Tuesday’s focus will be on the 1st Annual Chili Cook-Off and Veterans Expo. Each will run from noon to 3 p.m. The Expo’s goal is to inform veterans of the different benefits available to them.

“There (might be) a lot of benefits they’re eligible for that they don’t know (about),” Braue said. “So they can eat chili and talk to somebody about benefits.”

The Cook-Off will feature more than 20 teams, made up of various student organizations, which will cook two to three gallons of their own chili concoctions. Members of the winning team will have their names engraved on a perennial trophy, which will be placed in the future MSC Veterans Lounge.

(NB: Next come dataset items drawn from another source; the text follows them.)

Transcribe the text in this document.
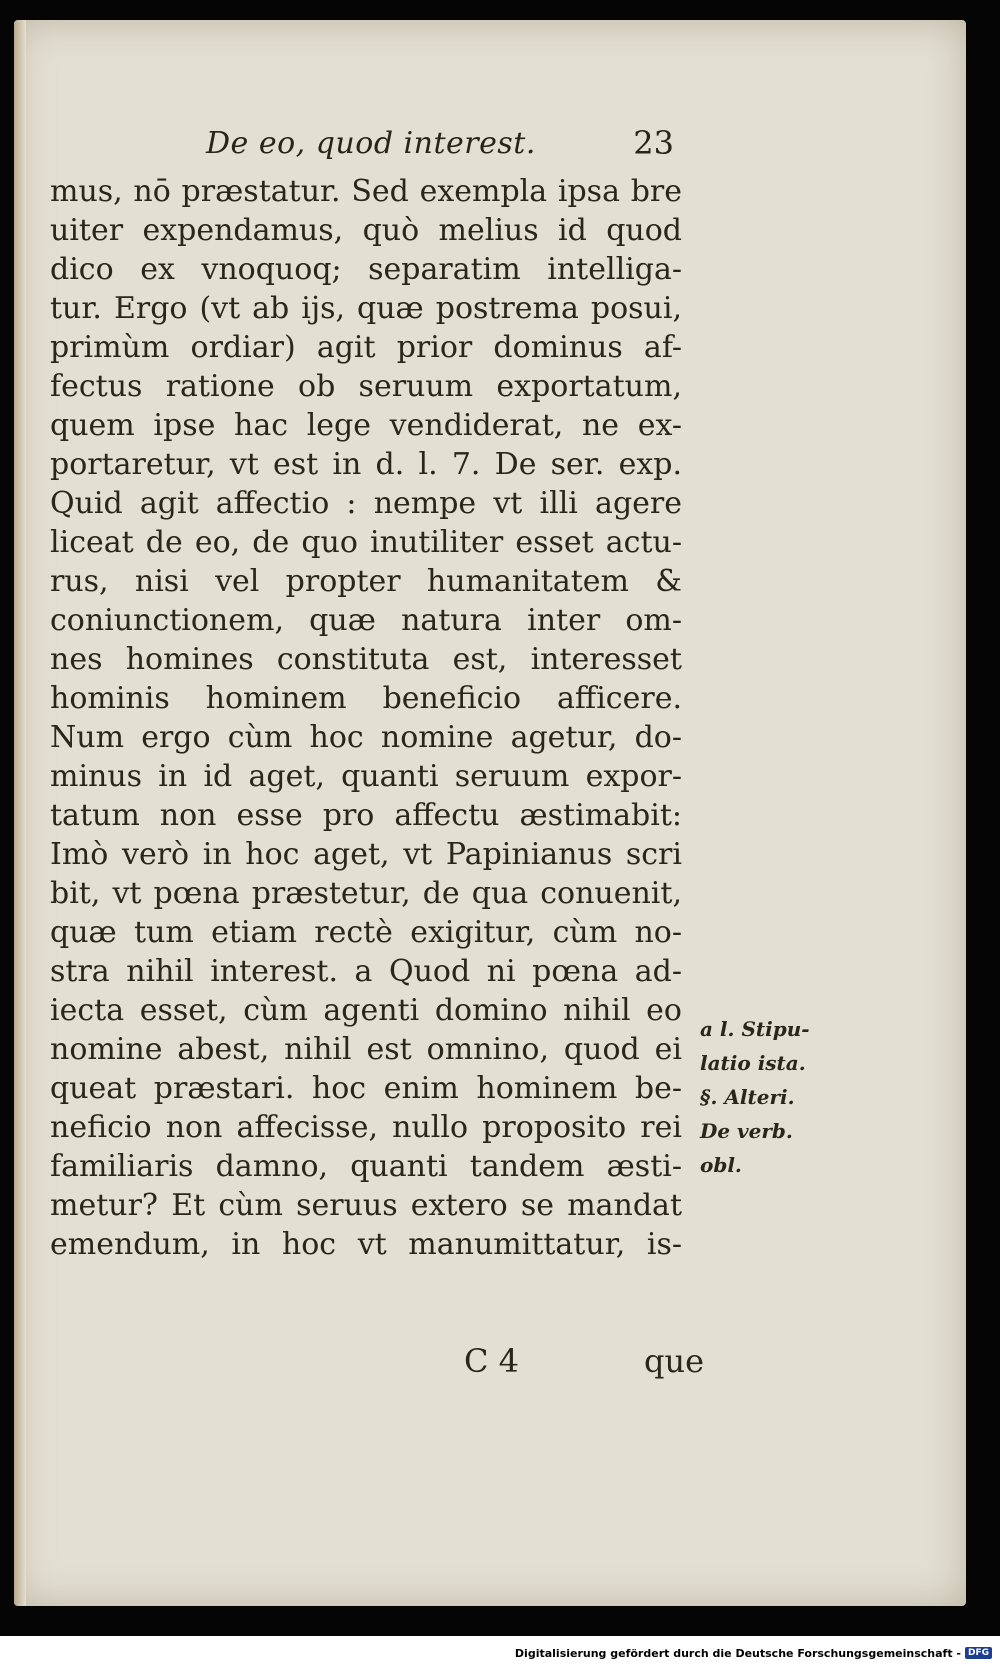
De eo, quod interest.	23
mus, nō præstatur. Sed exempla ipsa bre
uiter expendamus, quò melius id quod
dico ex vnoquoq; separatim intelliga-
tur. Ergo (vt ab ijs, quæ postrema posui,
primùm ordiar) agit prior dominus af-
fectus ratione ob seruum exportatum,
quem ipse hac lege vendiderat, ne ex-
portaretur, vt est in d. l. 7. De ser. exp.
Quid agit affectio : nempe vt illi agere
liceat de eo, de quo inutiliter esset actu-
rus, nisi vel propter humanitatem &
coniunctionem, quæ natura inter om-
nes homines constituta est, interesset
hominis hominem beneficio afficere.
Num ergo cùm hoc nomine agetur, do-
minus in id aget, quanti seruum expor-
tatum non esse pro affectu æstimabit:
Imò verò in hoc aget, vt Papinianus scri
bit, vt pœna præstetur, de qua conuenit,
quæ tum etiam rectè exigitur, cùm no-
stra nihil interest. a Quod ni pœna ad-
iecta esset, cùm agenti domino nihil eo
nomine abest, nihil est omnino, quod ei
queat præstari. hoc enim hominem be-
neficio non affecisse, nullo proposito rei
familiaris damno, quanti tandem æsti-
metur? Et cùm seruus extero se mandat
emendum, in hoc vt manumittatur, is-
a l. Stipu-
latio ista.
§. Alteri.
De verb.
obl.
C 4	que
Digitalisierung gefördert durch die Deutsche Forschungsgemeinschaft - DFG
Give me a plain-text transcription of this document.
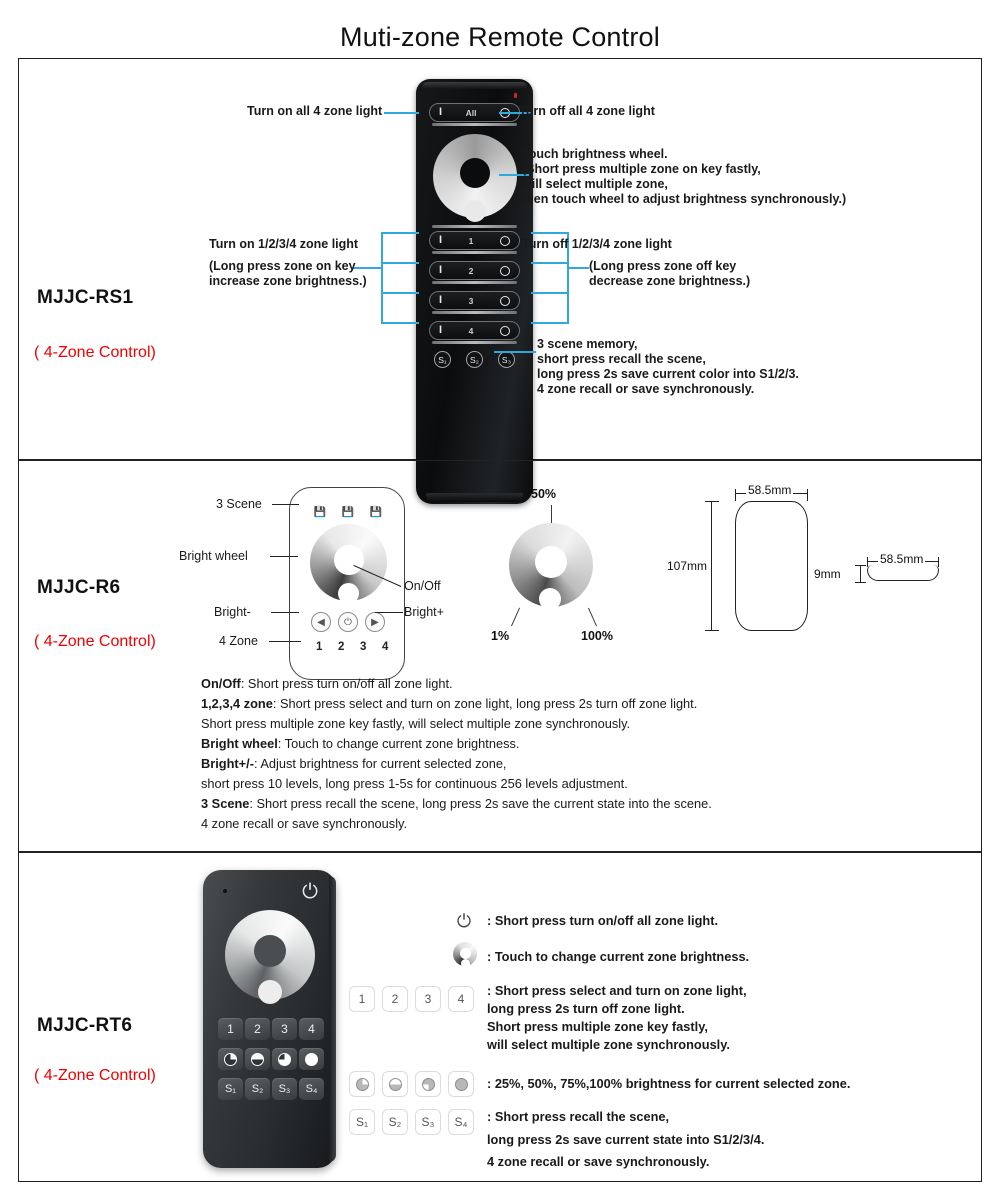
Muti-zone Remote Control
MJJC-RS1
( 4-Zone Control)
I	All
I	1
I	2
I	3
I	4
S₁	S₂	S₃
Turn on all 4 zone light	Turn off all 4 zone light
Touch brightness wheel.
(Short press multiple zone on key fastly,
will select multiple zone,
then touch wheel to adjust brightness synchronously.)
Turn on 1/2/3/4 zone light
(Long press zone on key
increase zone brightness.)
Turn off 1/2/3/4 zone light
(Long press zone off key
decrease zone brightness.)
3 scene memory,
short press recall the scene,
long press 2s save current color into S1/2/3.
4 zone recall or save synchronously.
MJJC-R6
( 4-Zone Control)
💾 💾 💾
◀	⏻	▶
1 2 3 4
3 Scene
Bright wheel
On/Off
Bright-	Bright+
4 Zone
50%
1%	100%
58.5mm
107mm	58.5mm
9mm
On/Off: Short press turn on/off all zone light.
1,2,3,4 zone: Short press select and turn on zone light, long press 2s turn off zone light.
Short press multiple zone key fastly, will select multiple zone synchronously.
Bright wheel: Touch to change current zone brightness.
Bright+/-: Adjust brightness for current selected zone,
short press 10 levels, long press 1-5s for continuous 256 levels adjustment.
3 Scene: Short press recall the scene, long press 2s save the current state into the scene.
4 zone recall or save synchronously.
MJJC-RT6
( 4-Zone Control)
⏻
1	2	3	4
S₁	S₂	S₃	S₄
⏻	: Short press turn on/off all zone light.
: Touch to change current zone brightness.
1	2	3	4
: Short press select and turn on zone light,
long press 2s turn off zone light.
Short press multiple zone key fastly,
will select multiple zone synchronously.
: 25%, 50%, 75%,100% brightness for current selected zone.
S₁	S₂	S₃	S₄	: Short press recall the scene,
long press 2s save current state into S1/2/3/4.
4 zone recall or save synchronously.
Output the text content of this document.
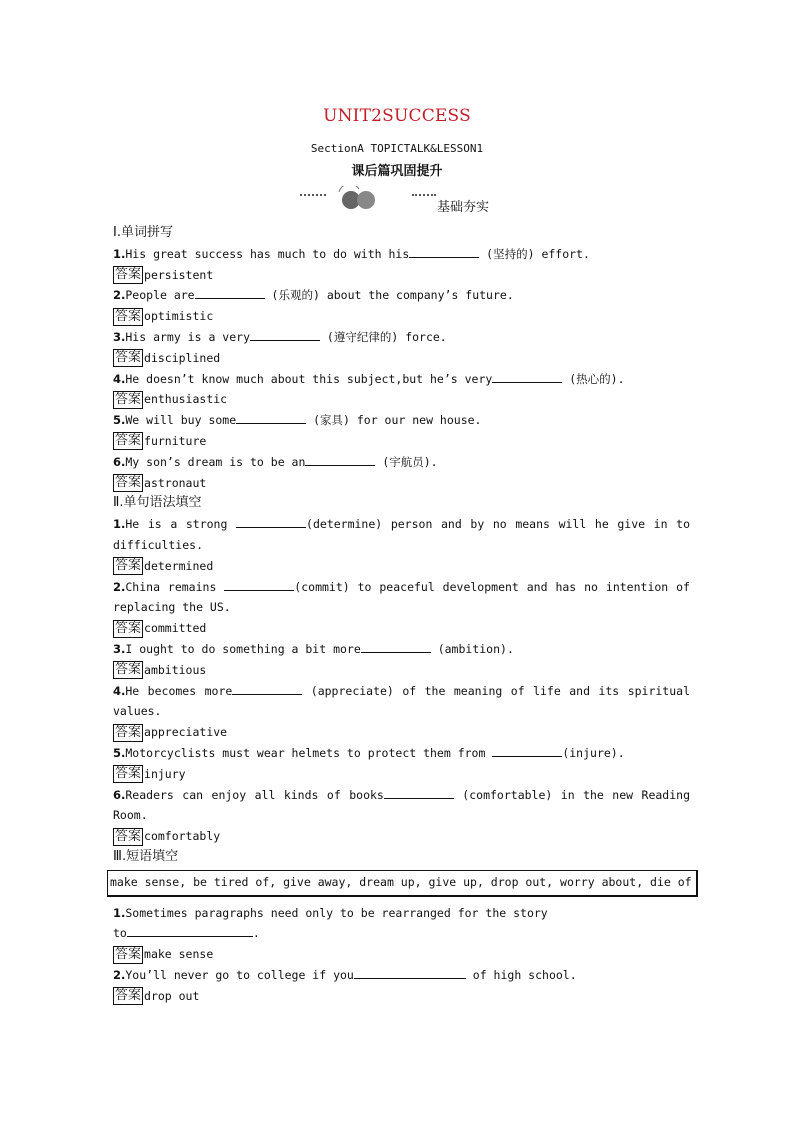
UNIT2SUCCESS
SectionA TOPICTALK&LESSON1
课后篇巩固提升
基础夯实
Ⅰ.单词拼写
1.His great success has much to do with his	(坚持的) effort.
答案 persistent
2.People are	(乐观的) about the company’s future.
答案 optimistic
3.His army is a very	(遵守纪律的) force.
答案 disciplined
4.He doesn’t know much about this subject,but he’s very	(热心的).
答案 enthusiastic
5.We will buy some	(家具) for our new house.
答案 furniture
6.My son’s dream is to be an	(宇航员).
答案 astronaut
Ⅱ.单句语法填空
1.He is a strong	(determine) person and by no means will he give in to difficulties.
答案 determined
2.China remains	(commit) to peaceful development and has no intention of replacing the US.
答案 committed
3.I ought to do something a bit more	(ambition).
答案 ambitious
4.He becomes more	(appreciate) of the meaning of life and its spiritual values.
答案 appreciative
5.Motorcyclists must wear helmets to protect them from	(injure).
答案 injury
6.Readers can enjoy all kinds of books	(comfortable) in the new Reading Room.
答案 comfortably
Ⅲ.短语填空
make sense, be tired of, give away, dream up, give up, drop out, worry about, die of
1.Sometimes paragraphs need only to be rearranged for the story
to	.
答案 make sense
2.You’ll never go to college if you	of high school.
答案 drop out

Tony Rivera, an administrative specialist with the Office of Veterans Services, said the event will appeal to veterans for reasons beyond trophies and free chili.

“The big thing is competition, within the army and within all branches of the military,” he said. “We’re very competitive, so that’s how we talked about the chili cook-off.”

Participants will sample chilis such as P.R.I.D.E. Alliance’s “Bambi Chili,” Campus Recreation’s “Reckin’ Chili” and the Kenjutsu Club’s “Nosebleed Chili,” Rivera said.

The final event is the Veterans Day Ceremony, which begins at 11 a.m. Wednesday in the Martin Luther King Plaza. Bustamante, who is also the president of the Student Veterans Association, will act as the master of ceremonies and introduce keynote speaker retired Lt. Gen. Martin Steele of the U.S. Marine Corps.

“He is a very dynamic guy,” Braue said. “He is a very strong advocate for veterans and veterans’ rights, especially disabled veterans.”

The ceremony may also include a parachute jump. Two jumpers from the Special Operations Command from MacDill Air Force Base are scheduled to make the descent before the ceremony. However, complications have arisen that may put those plans in jeopardy.

Following a botched jump at the Rutgers-USF football game last week, where parachuters had to land in a nearby parking lot because the marching band was still on the field, the Federal Aviation Administration (FAA) pulled all scheduled jumps involving USF. But Braue said he hasn’t given up on Wednesday’s jumps yet.

“I made some pleads and (the FAA) agreed to meet with us,” he said. “They agreed that we’ll meet (today), and as long as everything goes well, we should be good.”

Rivera said seeing other veterans on Veterans Day is like an “unspoken thank you.”

“On Veterans Day, I see another fellow veteran … and there’s a bond there,” he said. “We’re student veterans. Yeah, our experiences make us a little different, but deep down inside, we’re USF Bulls, too. We’re students just like everybody else. I’m just as proud to wear green and gold as I was when I wore camouflage.”